Thursday, December 05, 2002
Look out because I will rock you. Stand still and I will rock you. Move and I will rock you. I am the Naked Cowboy and I am here for one reason, heavy freaking rock. Heavy Metal. Hard rock. Acid Rock. Naked Cowboy R-O-C-K! My guitar is like a laser beam. My hair is like the golden locks of Euro-Jesus. My voice is like a beautiful kitten that has been thrown into a food processor. That’s right, a food processor. That is how rock-and-freaking-roll I am. I will throw your kittens into the blender. I will steal your girlfriend. I will outrun your fastest car. I will break your momma’s heart. But I will not mess with your boyfriend if you are gay, because I ain’t like that. The Naked Cowboy is NOT gay. Get it. I am rock and roll in the Aerosmith way, not the Boy George way. I am rock and roll in the Foghat way, not the Pet Shop Boys way. I will rock you up one side and down the other. Do you see this guitar? Don’t look too closely because it is a lethal weapon. Do you see these boots? They are for stomping weaklings like you. Do you see this hat? Is it too much, because my ex girlfriend said that it made my nose look big. I like it. Do you? When you see the Naked Cowboy coming, better step aside. Hide the booze, cause I will drink it. Hide the drugs, cause I will take them. Hide the women, cause they will be mine.
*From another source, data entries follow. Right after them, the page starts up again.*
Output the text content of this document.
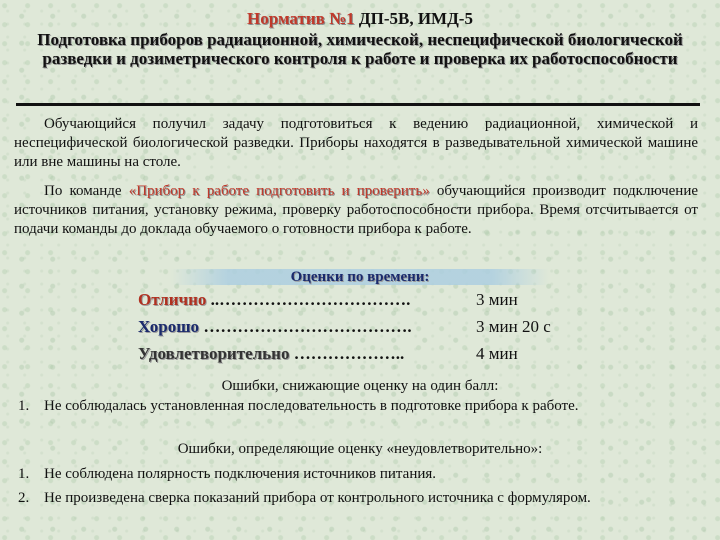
Норматив №1 ДП-5В, ИМД-5
Подготовка приборов радиационной, химической, неспецифической биологической разведки и дозиметрического контроля к работе и проверка их работоспособности
Обучающийся получил задачу подготовиться к ведению радиационной, химической и неспецифической биологической разведки. Приборы находятся в разведывательной химической машине или вне машины на столе.
По команде «Прибор к работе подготовить и проверить» обучающийся производит подключение источников питания, установку режима, проверку работоспособности прибора. Время отсчитывается от подачи команды до доклада обучаемого о готовности прибора к работе.
Оценки по времени:
Отлично ..…………………………….	3 мин
Хорошо ……………………………….	3 мин 20 с
Удовлетворительно ………………..	4 мин
Ошибки, снижающие оценку на один балл:
1. Не соблюдалась установленная последовательность в подготовке прибора к работе.
Ошибки, определяющие оценку «неудовлетворительно»:
1. Не соблюдена полярность подключения источников питания.
2. Не произведена сверка показаний прибора от контрольного источника с формуляром.
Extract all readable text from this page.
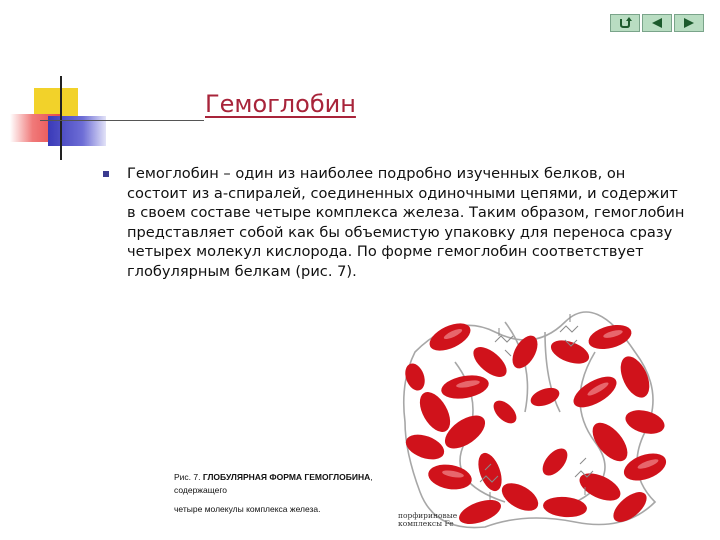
Гемоглобин

Гемоглобин – один из наиболее подробно изученных белков, он состоит из a-спиралей, соединенных одиночными цепями, и содержит в своем составе четыре комплекса железа. Таким образом, гемоглобин представляет собой как бы объемистую упаковку для переноса сразу четырех молекул кислорода. По форме гемоглобин соответствует глобулярным белкам (рис. 7).

порфириновые комплексы Fe
Рис. 7. ГЛОБУЛЯРНАЯ ФОРМА ГЕМОГЛОБИНА, содержащего
четыре молекулы комплекса железа.
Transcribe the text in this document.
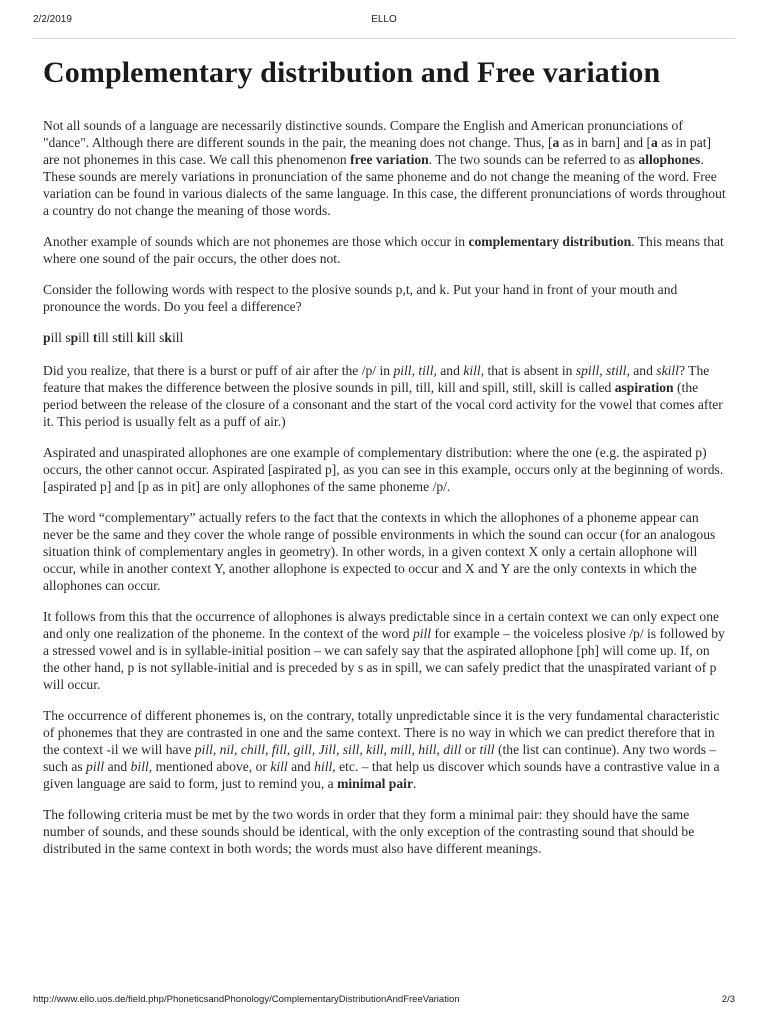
2/2/2019	ELLO
Complementary distribution and Free variation

Not all sounds of a language are necessarily distinctive sounds. Compare the English and American pronunciations of "dance". Although there are different sounds in the pair, the meaning does not change. Thus, [a as in barn] and [a as in pat] are not phonemes in this case. We call this phenomenon free variation. The two sounds can be referred to as allophones. These sounds are merely variations in pronunciation of the same phoneme and do not change the meaning of the word. Free variation can be found in various dialects of the same language. In this case, the different pronunciations of words throughout a country do not change the meaning of those words.

Another example of sounds which are not phonemes are those which occur in complementary distribution. This means that where one sound of the pair occurs, the other does not.

Consider the following words with respect to the plosive sounds p,t, and k. Put your hand in front of your mouth and pronounce the words. Do you feel a difference?

pill spill till still kill skill

Did you realize, that there is a burst or puff of air after the /p/ in pill, till, and kill, that is absent in spill, still, and skill? The feature that makes the difference between the plosive sounds in pill, till, kill and spill, still, skill is called aspiration (the period between the release of the closure of a consonant and the start of the vocal cord activity for the vowel that comes after it. This period is usually felt as a puff of air.)

Aspirated and unaspirated allophones are one example of complementary distribution: where the one (e.g. the aspirated p) occurs, the other cannot occur. Aspirated [aspirated p], as you can see in this example, occurs only at the beginning of words. [aspirated p] and [p as in pit] are only allophones of the same phoneme /p/.

The word “complementary” actually refers to the fact that the contexts in which the allophones of a phoneme appear can never be the same and they cover the whole range of possible environments in which the sound can occur (for an analogous situation think of complementary angles in geometry). In other words, in a given context X only a certain allophone will occur, while in another context Y, another allophone is expected to occur and X and Y are the only contexts in which the allophones can occur.

It follows from this that the occurrence of allophones is always predictable since in a certain context we can only expect one and only one realization of the phoneme. In the context of the word pill for example – the voiceless plosive /p/ is followed by a stressed vowel and is in syllable-initial position – we can safely say that the aspirated allophone [ph] will come up. If, on the other hand, p is not syllable-initial and is preceded by s as in spill, we can safely predict that the unaspirated variant of p will occur.

The occurrence of different phonemes is, on the contrary, totally unpredictable since it is the very fundamental characteristic of phonemes that they are contrasted in one and the same context. There is no way in which we can predict therefore that in the context -il we will have pill, nil, chill, fill, gill, Jill, sill, kill, mill, hill, dill or till (the list can continue). Any two words – such as pill and bill, mentioned above, or kill and hill, etc. – that help us discover which sounds have a contrastive value in a given language are said to form, just to remind you, a minimal pair.

The following criteria must be met by the two words in order that they form a minimal pair: they should have the same number of sounds, and these sounds should be identical, with the only exception of the contrasting sound that should be distributed in the same context in both words; the words must also have different meanings.

http://www.ello.uos.de/field.php/PhoneticsandPhonology/ComplementaryDistributionAndFreeVariation	2/3
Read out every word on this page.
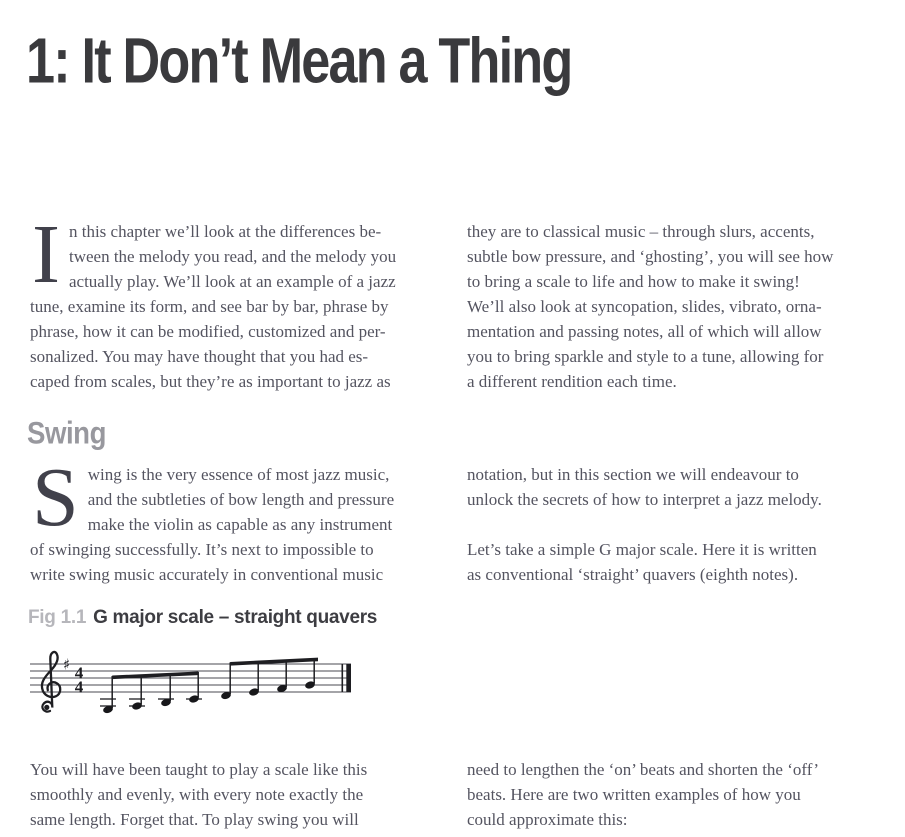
1: It Don’t Mean a Thing
I n this chapter we’ll look at the differences be-
tween the melody you read, and the melody you
actually play. We’ll look at an example of a jazz
tune, examine its form, and see bar by bar, phrase by
phrase, how it can be modified, customized and per-
sonalized. You may have thought that you had es-
caped from scales, but they’re as important to jazz as
they are to classical music – through slurs, accents,
subtle bow pressure, and ‘ghosting’, you will see how
to bring a scale to life and how to make it swing!
We’ll also look at syncopation, slides, vibrato, orna-
mentation and passing notes, all of which will allow
you to bring sparkle and style to a tune, allowing for
a different rendition each time.
Swing
S wing is the very essence of most jazz music,
and the subtleties of bow length and pressure
make the violin as capable as any instrument
of swinging successfully. It’s next to impossible to
write swing music accurately in conventional music
notation, but in this section we will endeavour to
unlock the secrets of how to interpret a jazz melody.
Let’s take a simple G major scale. Here it is written
as conventional ‘straight’ quavers (eighth notes).
Fig 1.1 G major scale – straight quavers
♯ 4
4
You will have been taught to play a scale like this
smoothly and evenly, with every note exactly the
same length. Forget that. To play swing you will
need to lengthen the ‘on’ beats and shorten the ‘off’
beats. Here are two written examples of how you
could approximate this:
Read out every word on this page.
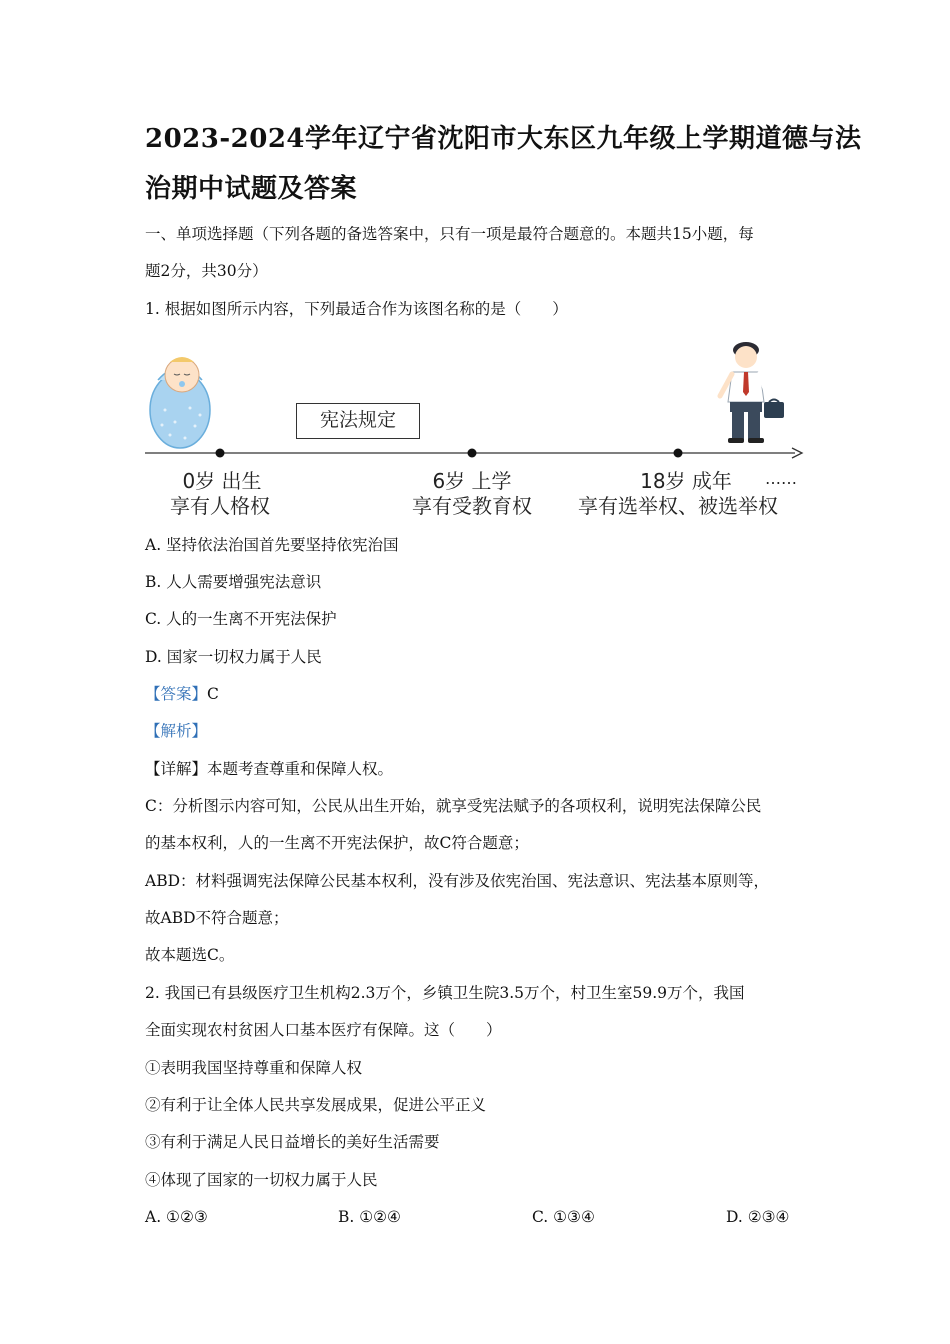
2023-2024学年辽宁省沈阳市大东区九年级上学期道德与法
治期中试题及答案
一、单项选择题（下列各题的备选答案中，只有一项是最符合题意的。本题共15小题，每
题2分，共30分）
1. 根据如图所示内容，下列最适合作为该图名称的是（　　）
宪法规定
0岁 出生
享有人格权
6岁 上学
享有受教育权
18岁 成年	……
享有选举权、被选举权
A. 坚持依法治国首先要坚持依宪治国
B. 人人需要增强宪法意识
C. 人的一生离不开宪法保护
D. 国家一切权力属于人民
【答案】C
【解析】
【详解】本题考查尊重和保障人权。
C：分析图示内容可知，公民从出生开始，就享受宪法赋予的各项权利，说明宪法保障公民
的基本权利，人的一生离不开宪法保护，故C符合题意；
ABD：材料强调宪法保障公民基本权利，没有涉及依宪治国、宪法意识、宪法基本原则等，
故ABD不符合题意；
故本题选C。
2. 我国已有县级医疗卫生机构2.3万个，乡镇卫生院3.5万个，村卫生室59.9万个，我国
全面实现农村贫困人口基本医疗有保障。这（　　）
①表明我国坚持尊重和保障人权
②有利于让全体人民共享发展成果，促进公平正义
③有利于满足人民日益增长的美好生活需要
④体现了国家的一切权力属于人民
A. ①②③	B. ①②④	C. ①③④	D. ②③④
Don’t worry about hiding the dice, because the Naked Cowboy does not gamble. I don’t gamble because I am a sure bet. Put your money on me, because I am going places. The Naked Cowboy is going places fast. Right now, I am going inside, because it is as cold as a mother out here! But first, do you have some spare change or something, because the Naked Cowboy is hungry and the naked cattledriving business just ain't what it used to be.